La charte d'usage de l'IA générative
L'outil central de cet encadrement est une charte d'usage (ou politique interne). Elle traduit, en règles concrètes et compréhensibles, ce qui est autorisé et ce qui ne l'est pas. Une charte utile précise notamment :
- les outils approuvés par l'entreprise (et l'interdiction d'y verser certaines catégories de données) ;
- les données à ne jamais soumettre à un outil externe (données personnelles, confidentielles, stratégiques) ;
- l'obligation de vérification humaine des résultats avant toute décision ou diffusion ;
- les règles de transparence lorsqu'un contenu généré est publié (article 50) ;
- les enjeux de [propriété intellectuelle](/ressources/ia-propriete-intellectuelle-droit-auteur) et de respect des droits de tiers ;
- les contacts et points de contrôle (référent IA, DPO) en cas de doute.

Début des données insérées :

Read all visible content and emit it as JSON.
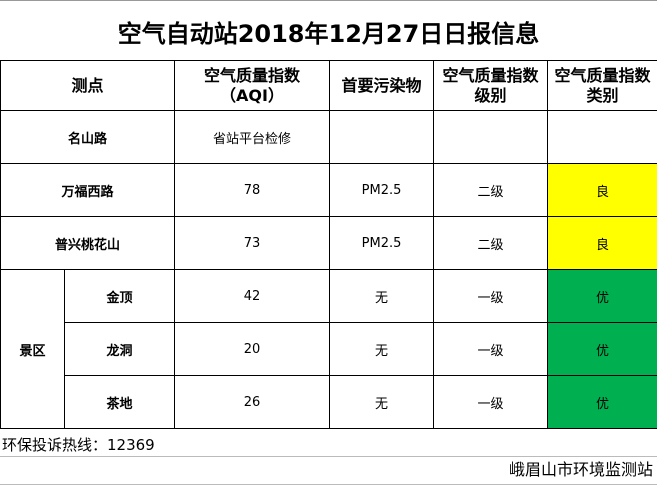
{
  "title": "空气自动站2018年12月27日日报信息",
  "headers": {
    "site": "测点",
    "aqi": "空气质量指数（AQI）",
    "pollutant": "首要污染物",
    "level": "空气质量指数级别",
    "category": "空气质量指数类别"
  },
  "rows": [
    {
      "name": "名山路",
      "aqi": "省站平台检修",
      "pollutant": "",
      "level": "",
      "category": ""
    },
    {
      "name": "万福西路",
      "aqi": "78",
      "pollutant": "PM2.5",
      "level": "二级",
      "category": "良"
    },
    {
      "name": "普兴桃花山",
      "aqi": "73",
      "pollutant": "PM2.5",
      "level": "二级",
      "category": "良"
    }
  ],
  "scenic": {
    "label": "景区",
    "rows": [
      {
        "name": "金顶",
        "aqi": "42",
        "pollutant": "无",
        "level": "一级",
        "category": "优"
      },
      {
        "name": "龙洞",
        "aqi": "20",
        "pollutant": "无",
        "level": "一级",
        "category": "优"
      },
      {
        "name": "茶地",
        "aqi": "26",
        "pollutant": "无",
        "level": "一级",
        "category": "优"
      }
    ]
  },
  "hotline": "环保投诉热线：12369",
  "footer": "峨眉山市环境监测站",
  "colors": {
    "good": "#ffff00",
    "excellent": "#00b050"
  }
}
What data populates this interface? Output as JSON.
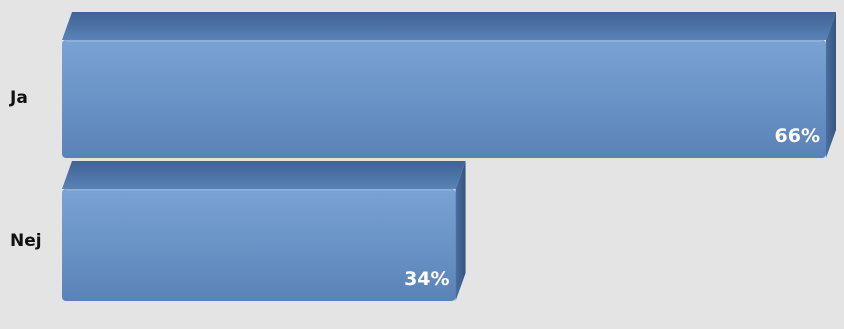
{
  "chart_data": {
    "type": "bar",
    "orientation": "horizontal",
    "style": "3d",
    "categories": [
      "Ja",
      "Nej"
    ],
    "values": [
      66,
      34
    ],
    "value_labels": [
      "66%",
      "34%"
    ],
    "unit": "%",
    "xlim": [
      0,
      66
    ],
    "grid": false,
    "legend": "none",
    "title": "",
    "xlabel": "",
    "ylabel": ""
  },
  "colors": {
    "background": "#e4e4e4",
    "bar_front": "#6a93c6",
    "bar_top": "#4f76a8",
    "bar_side": "#3c5e8c",
    "label_text": "#111111",
    "value_text": "#ffffff"
  }
}
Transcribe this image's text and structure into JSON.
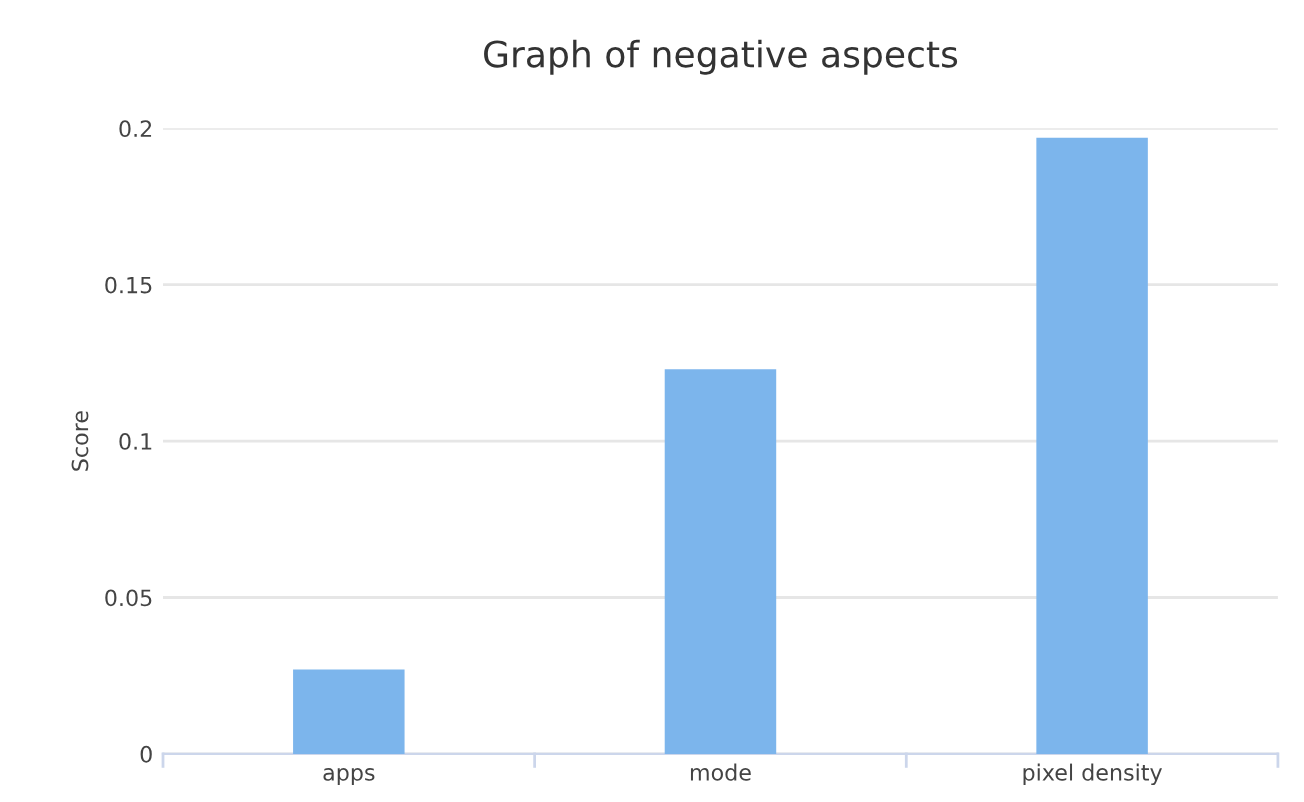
{
  "chart_data": {
    "type": "bar",
    "title": "Graph of negative aspects",
    "ylabel": "Score",
    "categories": [
      "apps",
      "mode",
      "pixel density"
    ],
    "values": [
      0.027,
      0.123,
      0.197
    ],
    "color": "#7cb5ec",
    "ylim": [
      0,
      0.2
    ],
    "yticks": [
      0,
      0.05,
      0.1,
      0.15,
      0.2
    ],
    "grid": "y",
    "legend": false
  }
}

Comment poser un cadre conforme ?
- 01
Cartographier les usages réels
Identifiez les outils déjà utilisés par les équipes et les données qui y transitent, sans stigmatiser les collaborateurs.
- 02
Fournir des outils maîtrisés
Proposez des solutions professionnelles offrant des garanties sur la confidentialité et le traitement des données.
- 03
Rédiger et diffuser une charte
Formalisez règles d'usage, données interdites, vérification humaine et transparence dans une charte accessible.
- 04
Former le personnel (article 4)
Déployez une formation à la littératie de l'IA : capacités, limites, risques et bonnes pratiques, pour satisfaire l'obligation légale.
Questions fréquentes
L'AI Act interdit-il aux salariés d'utiliser ChatGPT ?
Non. L'AI Act n'interdit pas l'usage professionnel des outils d'IA générative. Il impose en revanche un socle : garantir la littératie de l'IA du personnel (article 4) et respecter les obligations pertinentes (transparence de l'article 50, RGPD). L'enjeu est d'encadrer l'usage, pas de le proscrire.
Dois-je vraiment former mes salariés à l'IA ?
Oui. Depuis le 2 février 2025, l'article 4 impose aux fournisseurs et déployeurs de prendre des mesures soutenant la littératie de l'IA du personnel qui exploite ou utilise des systèmes d'IA. Le règlement (UE) 2026/1744 a précisé qu'aucun niveau individuel n'a à être garanti, sans supprimer l'obligation d'agir. La formation est une obligation directe, indépendante du niveau de risque des outils employés.
Que risque-t-on si un salarié saisit des données confidentielles dans un outil externe ?
Une perte de contrôle sur ces données, avec des conséquences potentielles au titre du RGPD (données personnelles) et du secret des affaires (informations stratégiques). Selon l'outil, les données peuvent être conservées ou réutilisées. D'où l'importance d'interdire clairement la saisie de telles données et de fournir des solutions maîtrisées.
Une charte d'usage de l'IA est-elle obligatoire ?
L'AI Act n'impose pas formellement une charte, mais c'est l'outil le plus efficace pour organiser la conformité et la maîtrise des risques. Associée à la formation (article 4) et à des outils approuvés, elle matérialise votre démarche et protège l'entreprise comme les salariés. Sa mise en place peut aussi relever du dialogue social selon les cas.